British model Kate Moss wears a Teemill t-shirt

Even so, these t-shirts will ultimately come to the end of their life and more often than not head towards the trash. To solve this, Teemill incentivizes customers to return these items, offering free postage and store credit.

Because Teemill’s products are made from natural materials, the fibers can be used again and again. This contributes to the company’s goal of creating a circular economy, and by doing this, they retain some of the original t-shirt’s value.

“If you throw a garment into the bin, all of that value is lost forever,” says Mark Sumner, a lecturer in sustainability, retail and fashion at the University of Leeds. “Even if you do the old-fashioned thing like donating it to charity, you’re retaining some of the value of that garment.”

Transparency

Samantha Dover, a senior retail analyst at market research company Mintel, explains that consumers have not only become more conscious of where their clothes end up, but also factory working conditions and where the garment comes from. Some 53% of UK clothes shoppers think retailers should provide more information on where clothes are made, according to Mintel.

“There is an underlying demand for retailers to not only be more transparent but to also make the information they are providing as accessible as possible for the average consumer,” Dover tells CNN Business.

This has led to some brands using blockchain technology to track their supply chains. The online public ledger creates a permanent and unchangeable record of transactions: each one is time-stamped and linked to the last, so that it can’t later be altered.

Designer Martine Jarlgaard uses blockchain to track her supply chain

“Blockchain-powered transparency in supply chains empowers the involved partners by giving them a voice as well as holding everyone accountable,” says London-based designer Martine Jarlgaard.

In partnership with technology company Provenance, Jarlgaard embedded blockchain technology into her garments, so that consumers can track the journey of the item, from the production of the raw material to the shop floor, simply by scanning the item’s QR code on an app.

“We urgently need to understand brands’ actual commitment to sustainability … and only factual transparency will enable consumers and collaborators to navigate and to make the right decisions,” says Jarlgaard.

Big data

In a global market like fashion, with multiple suppliers and traders around the world, it can be difficult for a brand to fully understand their own supply chain and measure their environmental impact.

That’s why, in May, Google Cloud partnered with designer Stella McCartney to build a tool that uses data analytics and machine learning to help brands estimate the environmental impact of their production process.

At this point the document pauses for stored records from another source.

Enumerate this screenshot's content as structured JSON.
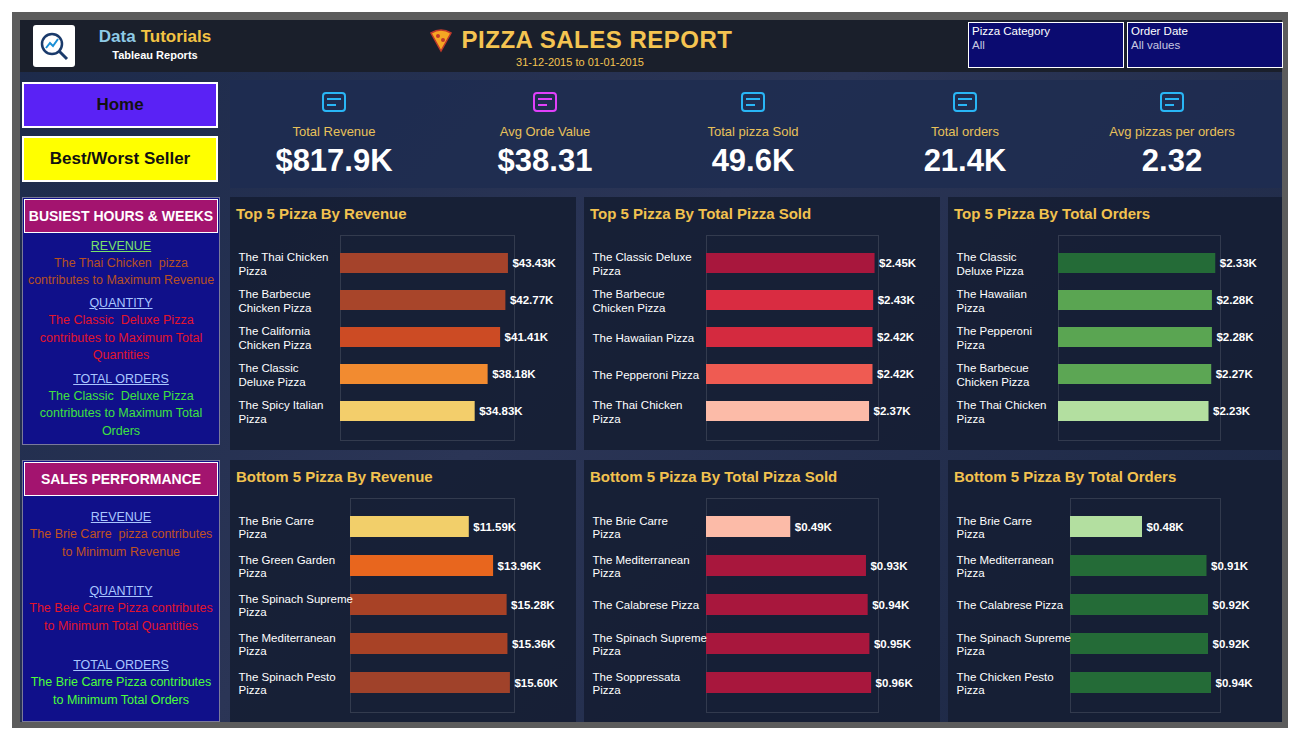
{
  "header": {
    "brand": [
      "Data",
      "Tutorials"
    ],
    "brand_sub": "Tableau Reports",
    "title": "PIZZA SALES REPORT",
    "subtitle": "31-12-2015 to 01-01-2015",
    "filters": [
      {
        "label": "Pizza Category",
        "value": "All"
      },
      {
        "label": "Order Date",
        "value": "All values"
      }
    ]
  },
  "nav": [
    "Home",
    "Best/Worst Seller"
  ],
  "kpis": [
    {
      "label": "Total Revenue",
      "value": "$817.9K"
    },
    {
      "label": "Avg Orde Value",
      "value": "$38.31"
    },
    {
      "label": "Total pizza Sold",
      "value": "49.6K"
    },
    {
      "label": "Total orders",
      "value": "21.4K"
    },
    {
      "label": "Avg pizzas per orders",
      "value": "2.32"
    }
  ],
  "panels": [
    {
      "title": "BUSIEST HOURS & WEEKS",
      "items": [
        {
          "heading": "REVENUE",
          "text": "The Thai Chicken  pizza contributes to Maximum Revenue"
        },
        {
          "heading": "QUANTITY",
          "text": "The Classic  Deluxe Pizza contributes to Maximum Total Quantities"
        },
        {
          "heading": "TOTAL ORDERS",
          "text": "The Classic  Deluxe Pizza contributes to Maximum Total Orders"
        }
      ]
    },
    {
      "title": "SALES PERFORMANCE",
      "items": [
        {
          "heading": "REVENUE",
          "text": "The Brie Carre  pizza contributes to Minimum Revenue"
        },
        {
          "heading": "QUANTITY",
          "text": "The Beie Carre Pizza contributes to Minimum Total Quantities"
        },
        {
          "heading": "TOTAL ORDERS",
          "text": "The Brie Carre Pizza contributes to Minimum Total Orders"
        }
      ]
    }
  ],
  "chart_data": [
    {
      "type": "bar",
      "orientation": "horizontal",
      "title": "Top 5 Pizza By Revenue",
      "categories": [
        "The Thai Chicken Pizza",
        "The Barbecue Chicken Pizza",
        "The California Chicken Pizza",
        "The Classic Deluxe Pizza",
        "The Spicy Italian Pizza"
      ],
      "values": [
        43.43,
        42.77,
        41.41,
        38.18,
        34.83
      ],
      "value_labels": [
        "$43.43K",
        "$42.77K",
        "$41.41K",
        "$38.18K",
        "$34.83K"
      ],
      "colors": [
        "#a5432b",
        "#a8452a",
        "#cc4b24",
        "#f28b30",
        "#f3ce6b"
      ],
      "xlim": [
        0,
        45
      ],
      "grid": false,
      "data_labels": true,
      "tick_labels": "y"
    },
    {
      "type": "bar",
      "orientation": "horizontal",
      "title": "Top 5 Pizza By Total Pizza Sold",
      "categories": [
        "The Classic Deluxe Pizza",
        "The Barbecue Chicken Pizza",
        "The Hawaiian Pizza",
        "The Pepperoni Pizza",
        "The Thai Chicken Pizza"
      ],
      "values": [
        2.45,
        2.43,
        2.42,
        2.42,
        2.37
      ],
      "value_labels": [
        "$2.45K",
        "$2.43K",
        "$2.42K",
        "$2.42K",
        "$2.37K"
      ],
      "colors": [
        "#a8173d",
        "#d92c41",
        "#d42a3f",
        "#ef5b52",
        "#fcbba8"
      ],
      "xlim": [
        0,
        2.5
      ],
      "grid": false,
      "data_labels": true,
      "tick_labels": "y"
    },
    {
      "type": "bar",
      "orientation": "horizontal",
      "title": "Top 5 Pizza By Total Orders",
      "categories": [
        "The Classic Deluxe Pizza",
        "The Hawaiian Pizza",
        "The Pepperoni Pizza",
        "The Barbecue Chicken Pizza",
        "The Thai Chicken Pizza"
      ],
      "values": [
        2.33,
        2.28,
        2.28,
        2.27,
        2.23
      ],
      "value_labels": [
        "$2.33K",
        "$2.28K",
        "$2.28K",
        "$2.27K",
        "$2.23K"
      ],
      "colors": [
        "#246b37",
        "#5aa552",
        "#5aa552",
        "#5ca654",
        "#b3dfa0"
      ],
      "xlim": [
        0,
        2.4
      ],
      "grid": false,
      "data_labels": true,
      "tick_labels": "y"
    },
    {
      "type": "bar",
      "orientation": "horizontal",
      "title": "Bottom 5 Pizza By Revenue",
      "categories": [
        "The Brie Carre Pizza",
        "The Green Garden Pizza",
        "The Spinach Supreme Pizza",
        "The Mediterranean Pizza",
        "The Spinach Pesto Pizza"
      ],
      "values": [
        11.59,
        13.96,
        15.28,
        15.36,
        15.6
      ],
      "value_labels": [
        "$11.59K",
        "$13.96K",
        "$15.28K",
        "$15.36K",
        "$15.60K"
      ],
      "colors": [
        "#f2cf6a",
        "#e8661e",
        "#a84226",
        "#a84226",
        "#a0422a"
      ],
      "xlim": [
        0,
        16
      ],
      "grid": false,
      "data_labels": true,
      "tick_labels": "y"
    },
    {
      "type": "bar",
      "orientation": "horizontal",
      "title": "Bottom 5 Pizza By Total Pizza Sold",
      "categories": [
        "The Brie Carre Pizza",
        "The Mediterranean Pizza",
        "The Calabrese Pizza",
        "The Spinach Supreme Pizza",
        "The Soppressata Pizza"
      ],
      "values": [
        0.49,
        0.93,
        0.94,
        0.95,
        0.96
      ],
      "value_labels": [
        "$0.49K",
        "$0.93K",
        "$0.94K",
        "$0.95K",
        "$0.96K"
      ],
      "colors": [
        "#fcbba8",
        "#a8173d",
        "#a8173d",
        "#a8173d",
        "#a8173d"
      ],
      "xlim": [
        0,
        1
      ],
      "grid": false,
      "data_labels": true,
      "tick_labels": "y"
    },
    {
      "type": "bar",
      "orientation": "horizontal",
      "title": "Bottom 5 Pizza By Total Orders",
      "categories": [
        "The Brie Carre Pizza",
        "The Mediterranean Pizza",
        "The Calabrese Pizza",
        "The Spinach Supreme Pizza",
        "The Chicken Pesto Pizza"
      ],
      "values": [
        0.48,
        0.91,
        0.92,
        0.92,
        0.94
      ],
      "value_labels": [
        "$0.48K",
        "$0.91K",
        "$0.92K",
        "$0.92K",
        "$0.94K"
      ],
      "colors": [
        "#b3dfa0",
        "#246b37",
        "#246b37",
        "#246b37",
        "#246b37"
      ],
      "xlim": [
        0,
        1
      ],
      "grid": false,
      "data_labels": true,
      "tick_labels": "y"
    }
  ]
}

Looking primarily at cotton and viscose, the tool — expected to launch next year — will analyze data from a number of sources and measure key points such as soil quality, water run-off, wastage and greenhouse gas emissions.

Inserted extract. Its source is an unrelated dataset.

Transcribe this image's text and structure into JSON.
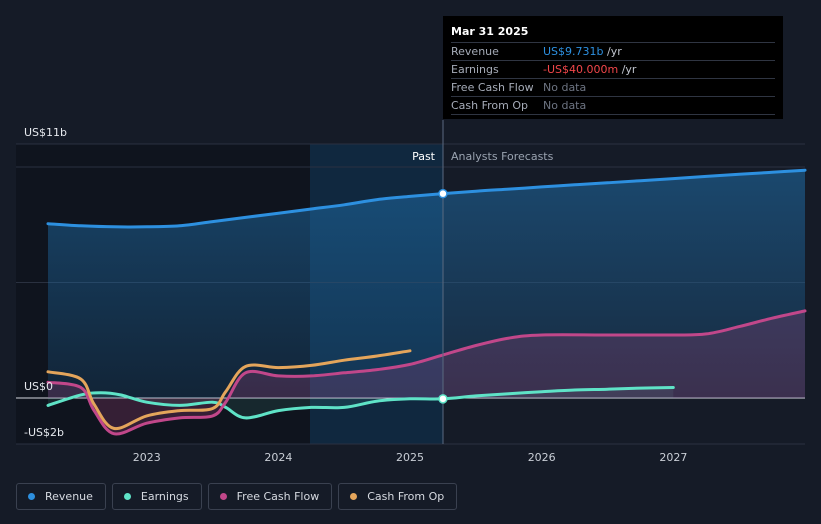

Access to valuable data would make brands more aware of their  impact and drive them to be more sustainable, says Google's Ian Pattinson

“The data that’s out there is really fragmented,” Ian Pattinson, head of customer engineering, retail and manufacturing at Google Cloud UK and Ireland, tells CNN Business. “But we feel we can bring it together and present it to fashion brands and retailers and give them a picture of their sustainability footprint.”

Currently, retailers are working off old data, he says, whereas this would give them real-time insight.

But Sumner, from the University of Leeds, warns that there is a danger of too much data. His research has found that overloading the consumer with information on carbon footprint, working conditions or toxicological impacts does not always change their habits.

“We end up overloading the consumer so much … [that] they just turn off and go, ‘You know what, I’m going to buy some clothes that make me look good,’ ” he says.